(Optional:
There is also something called "transliteration" which replaces
single characters not strings.
$string_variable =~ tr/character_sequence/character_sequence/
Most of the regular expression
special characters are not valid for transliteration but "-" can
be used as in tr/a-z// which would delete all letters.)
Examples:
1) s/[Ll][Oo][Nn][Dd][Oo][Nn]/London/g
replaces LOndoN or loNDON etc by London.
This is equivalent to s/london/London/gi.
2) s/Alice/Mary/
replaces every occurrence of Alice by Mary.
Use the following script for todays exercises:
#!/usr/local/bin/perl
# searching the file content line by line:
#
# Regular expressions
#
# reading a file:
open(ALICE, "alice.txt");
@lines = <ALICE> ;
close(ALICE);
foreach $line (@lines){
$line =~s/T/t/g;
print $line;
} # end of foreach
Exercises
Using the alice.txt file replace
1a) all upper case A by lower case a.
1b) the word "Alice" by "ALICE".
1c) Delete all words with more than 3 characters.
1d) Print two blank space characters after the "." at the end of a sentence.
(Optional: Don't do this if the "." is the last character in a line.)
1e) Replace single quotes (' or `) by double quotes.
Exercise
2) Write a replace statement that deletes all HTML markup from a file.
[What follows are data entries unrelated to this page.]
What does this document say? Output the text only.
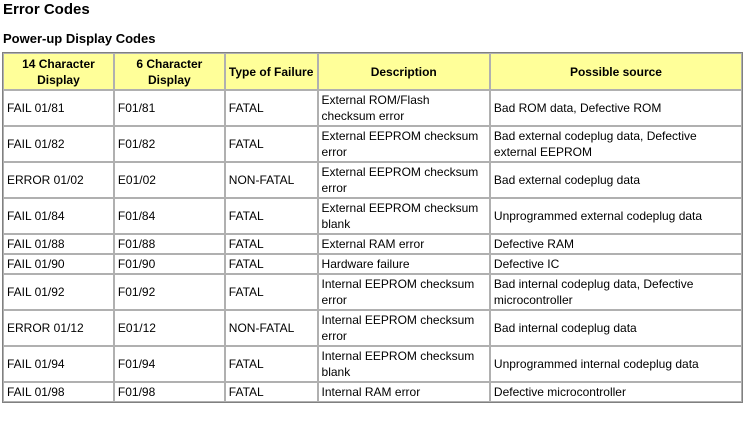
Error Codes
Power-up Display Codes
14 Character Display	6 Character Display	Type of Failure	Description	Possible source
FAIL 01/81	F01/81	FATAL	External ROM/Flash checksum error	Bad ROM data, Defective ROM
FAIL 01/82	F01/82	FATAL	External EEPROM checksum error	Bad external codeplug data, Defective external EEPROM
ERROR 01/02	E01/02	NON-FATAL	External EEPROM checksum error	Bad external codeplug data
FAIL 01/84	F01/84	FATAL	External EEPROM checksum blank	Unprogrammed external codeplug data
FAIL 01/88	F01/88	FATAL	External RAM error	Defective RAM
FAIL 01/90	F01/90	FATAL	Hardware failure	Defective IC
FAIL 01/92	F01/92	FATAL	Internal EEPROM checksum error	Bad internal codeplug data, Defective microcontroller
ERROR 01/12	E01/12	NON-FATAL	Internal EEPROM checksum error	Bad internal codeplug data
FAIL 01/94	F01/94	FATAL	Internal EEPROM checksum blank	Unprogrammed internal codeplug data
FAIL 01/98	F01/98	FATAL	Internal RAM error	Defective microcontroller
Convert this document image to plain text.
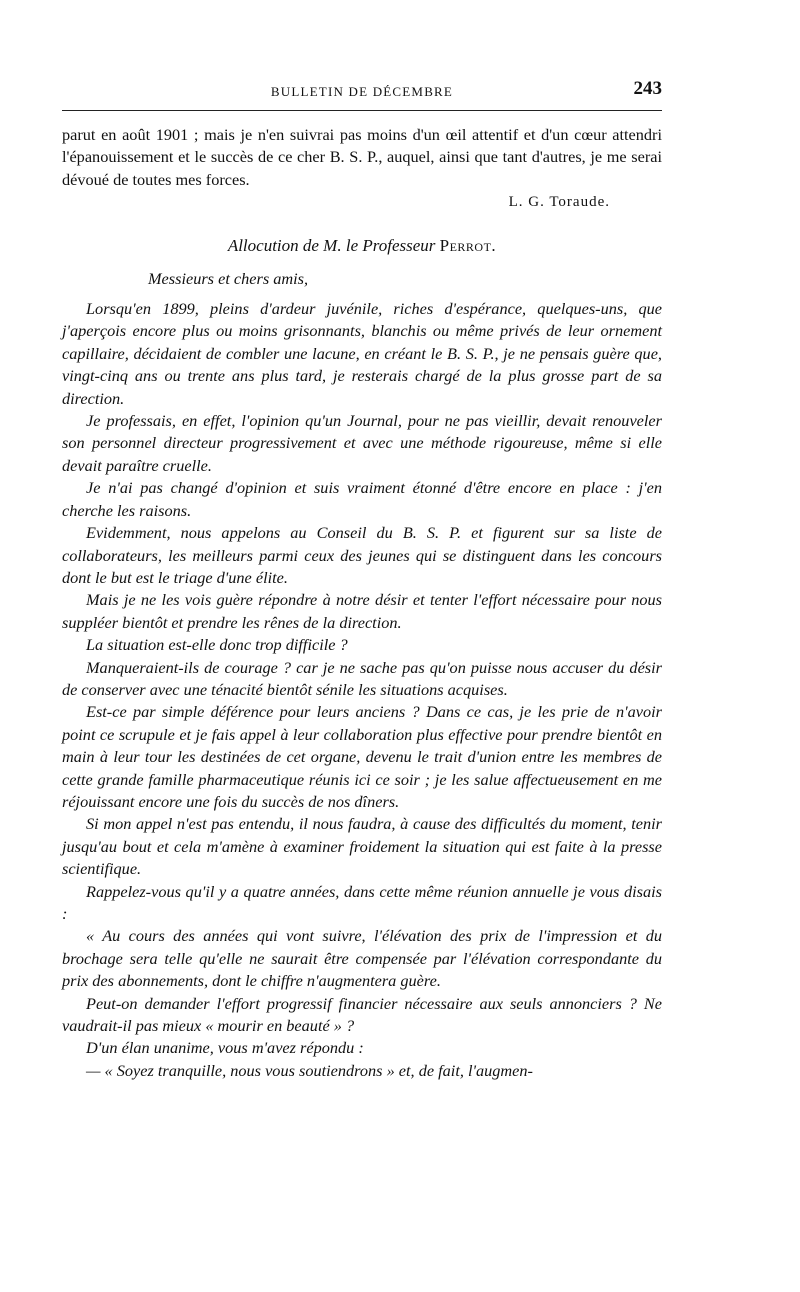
BULLETIN DE DÉCEMBRE	243

parut en août 1901 ; mais je n'en suivrai pas moins d'un œil attentif et d'un cœur attendri l'épanouissement et le succès de ce cher B. S. P., auquel, ainsi que tant d'autres, je me serai dévoué de toutes mes forces.

L. G. Toraude.

Allocution de M. le Professeur Perrot.

Messieurs et chers amis,

Lorsqu'en 1899, pleins d'ardeur juvénile, riches d'espérance, quelques-uns, que j'aperçois encore plus ou moins grisonnants, blanchis ou même privés de leur ornement capillaire, décidaient de combler une lacune, en créant le B. S. P., je ne pensais guère que, vingt-cinq ans ou trente ans plus tard, je resterais chargé de la plus grosse part de sa direction.

Je professais, en effet, l'opinion qu'un Journal, pour ne pas vieillir, devait renouveler son personnel directeur progressivement et avec une méthode rigoureuse, même si elle devait paraître cruelle.

Je n'ai pas changé d'opinion et suis vraiment étonné d'être encore en place : j'en cherche les raisons.

Evidemment, nous appelons au Conseil du B. S. P. et figurent sur sa liste de collaborateurs, les meilleurs parmi ceux des jeunes qui se distinguent dans les concours dont le but est le triage d'une élite.

Mais je ne les vois guère répondre à notre désir et tenter l'effort nécessaire pour nous suppléer bientôt et prendre les rênes de la direction.

La situation est-elle donc trop difficile ?

Manqueraient-ils de courage ? car je ne sache pas qu'on puisse nous accuser du désir de conserver avec une ténacité bientôt sénile les situations acquises.

Est-ce par simple déférence pour leurs anciens ? Dans ce cas, je les prie de n'avoir point ce scrupule et je fais appel à leur collaboration plus effective pour prendre bientôt en main à leur tour les destinées de cet organe, devenu le trait d'union entre les membres de cette grande famille pharmaceutique réunis ici ce soir ; je les salue affectueusement en me réjouissant encore une fois du succès de nos dîners.

Si mon appel n'est pas entendu, il nous faudra, à cause des difficultés du moment, tenir jusqu'au bout et cela m'amène à examiner froidement la situation qui est faite à la presse scientifique.

Rappelez-vous qu'il y a quatre années, dans cette même réunion annuelle je vous disais :

« Au cours des années qui vont suivre, l'élévation des prix de l'impression et du brochage sera telle qu'elle ne saurait être compensée par l'élévation correspondante du prix des abonnements, dont le chiffre n'augmentera guère.

Peut-on demander l'effort progressif financier nécessaire aux seuls annonciers ? Ne vaudrait-il pas mieux « mourir en beauté » ?

D'un élan unanime, vous m'avez répondu :

— « Soyez tranquille, nous vous soutiendrons » et, de fait, l'augmen-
You need non-greedy multipliers because otherwise the text between tags may be deleted in a line that contains several tags.
Examples
/(t.*e)/;
print "$1";
prints strings that start with "t" and end with "e".
s/(t.*e)/:$1:/g;
places a ":" in front and behind each string t...e.
/(...)\1/
matches a three character string that is repeated.
s/^(.)(.*)(.)$/$3$2$1/
switches the first and last character of a line.
Exercises
3a) Try the examples from above.
3b) Insert a newline character after each punctuation mark (.,!).
If you chomp each line (or the array of lines)
before inserting the newline characters
you can print each sentence in one line.
3c) Print double characters within parenthesis "()".
For example, replace "arrived" by "a(rr)ived".
Exercises
4) Read the alice.txt file into an array. Chomp it. Using "join" concatenate it into one string. Then split it into words (or sentences) and print it one word (sentence) per line.
5) Write a script that takes an HTML source file as input and prints it so that a newline follows only "closing tags", i.e. tags that are of the form </...>.
6) Optional: Parsing web pages:
If a CGI script downloads a page from the web, it will retrieve the
HTML source code. Look at several html pages on the web.
Think about the following questions: How would you
extract information from them? How would you store that information in
an array? How would a script search for words
(or regular expressions) in web pages? Besides the fact that you don't
know yet how a CGI script can download pages from the web, have you
learned enough so far that you could write such a script?